I hope that they have a good time with spam at the RIAA!
August 15th, 2007 at 9:40 pm
Just for the record: projecthoneypot.org’s HTTPBL has shown an impressive amount of catches on some sites that I run. They have a pretty interesting toolset available for webmasters, and a bunch of integrated plugins.
August 21st, 2007 at 7:43 am
Eric Maillard suspecté de Spam en connection avec Lisa Nova
Fake : Le FBI a récemment utilisé les puissants moyens informatiques de la base militaire de Las Vegas pour investiguer sur l’affaire de Spamming Lisa Nova.
Fake : La DGSE française serait en rapport avec les services de Police de l’administration américaine sur l’affaire Lisa Nova. ( Lisa Nova a lancé le mois dernier une grande opération de Spamming visant à intégrer le cercle des personnes influentes dans le milieu du cinéma à Hollywood ).
Fake : Le Fashion Blogger français Eric Maillard est suspecté d’être en connection avec la personne de Lisa Nova. L’objectif non avoué serait de promouvoir un mystérieux Blog de Mode nommé Maillard Hebdo.

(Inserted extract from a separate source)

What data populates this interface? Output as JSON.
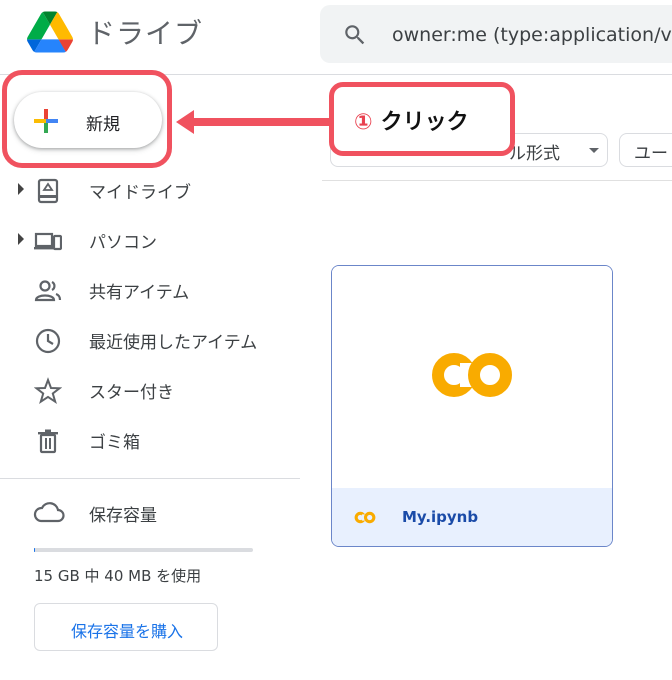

Fake : Les six derniers mois, les services secrets français ont identifiés plusieurs spammers dans les milieux politiques et artistiques : Cinéma, Musique et télévision.
Fake : Soyez vigilants : Le Phénomène de spamming touche aussi bien Internet que la télévision et la Presse écrite.
Eric Maillard
September 3rd, 2007 at 3:00 pm
I use Spam Karma 2. It works great, so far it’s caught every single spam and no false positives.